ABSTRACT

On 28 October 2003, after the screening of Deep Breath (2003) at the Institute of Contemporary Art (ICA) in London, Parviz Shahbazi, the director of the film, appeared on the stage for a Q and A session with the audience who had packed the hall. Responding to a question, the director claimed that if Iraq had a cinema like Iran, it would not have been invaded. This was an extraordinary claim to make, to say the least. Just over six months after the US-led invasion, the situation in Iraq had not yet got out of control and a follow-up attack on Iran, which was the next in line in the ‘axis of evil’, was therefore not out of the question. The filmmaker’s optimism was perhaps built on the idea that Iranian films had humanized the Iranian people to the West. Therefore they would not be seen as the ‘other’ whose country the USA or the UK would invade. He was perhaps assuming that there would be resistance to the idea of war on Iran at least by the general public in the West. Obviously, he was unaware of the small size of foreign film audiences in the West.

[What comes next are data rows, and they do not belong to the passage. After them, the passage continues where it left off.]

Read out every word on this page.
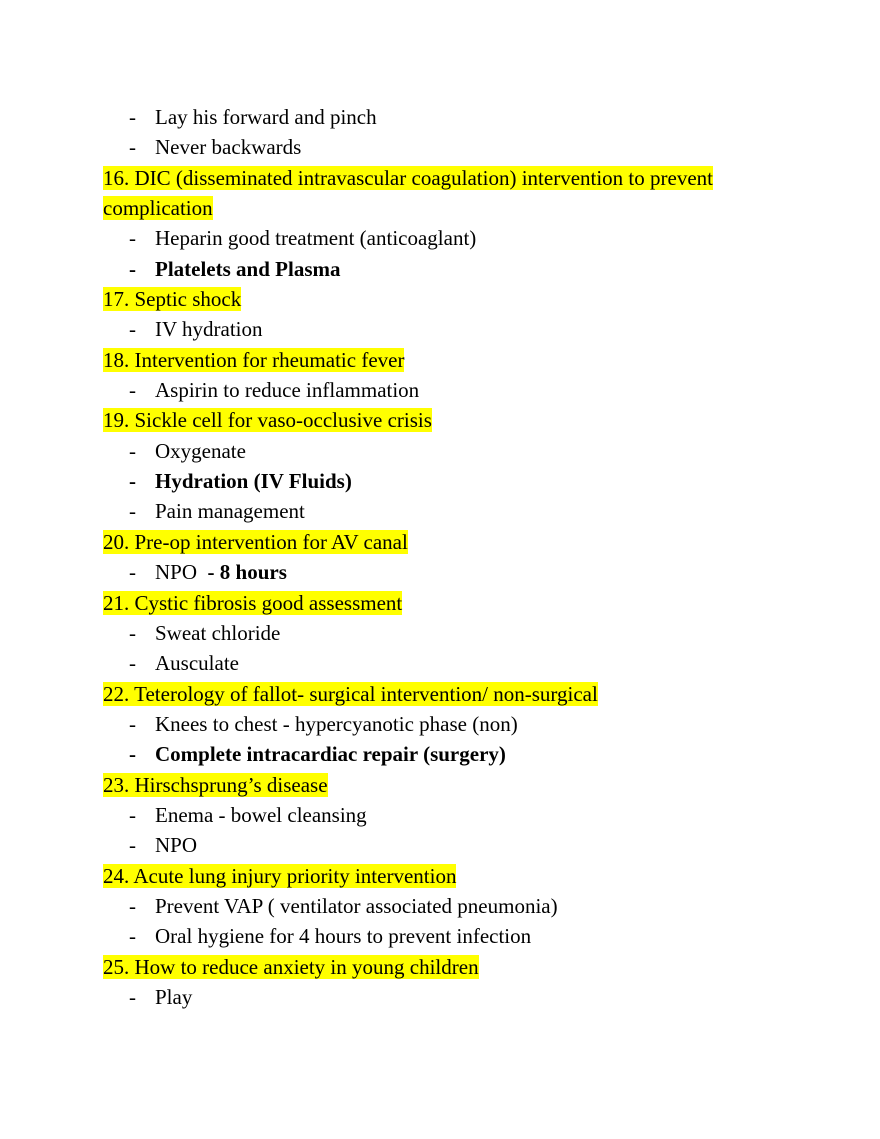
- Lay his forward and pinch

- Never backwards

16. DIC (disseminated intravascular coagulation) intervention to prevent complication

- Heparin good treatment (anticoaglant)

- Platelets and Plasma

17. Septic shock

- IV hydration

18. Intervention for rheumatic fever

- Aspirin to reduce inflammation

19. Sickle cell for vaso-occlusive crisis

- Oxygenate

- Hydration (IV Fluids)

- Pain management

20. Pre-op intervention for AV canal

- NPO  - 8 hours

21. Cystic fibrosis good assessment

- Sweat chloride

- Ausculate

22. Teterology of fallot- surgical intervention/ non-surgical

- Knees to chest - hypercyanotic phase (non)

- Complete intracardiac repair (surgery)

23. Hirschsprung’s disease

- Enema - bowel cleansing

- NPO

24. Acute lung injury priority intervention

- Prevent VAP ( ventilator associated pneumonia)

- Oral hygiene for 4 hours to prevent infection

25. How to reduce anxiety in young children

- Play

In addition, the fact that Tony Blair took Britain to the Iraq war in spite of massive public opposition was lost on the director who only visited the West occasionally. Whatever the filmmaker’s logic, what is most significant about his extraordinary assertion is the close connection that he assumed between cinema and politics. He seemed to take it for granted that films could have great political impact. While it would be surprising to assume such a close link between cinema and politics in most places, in Iran it is not strange.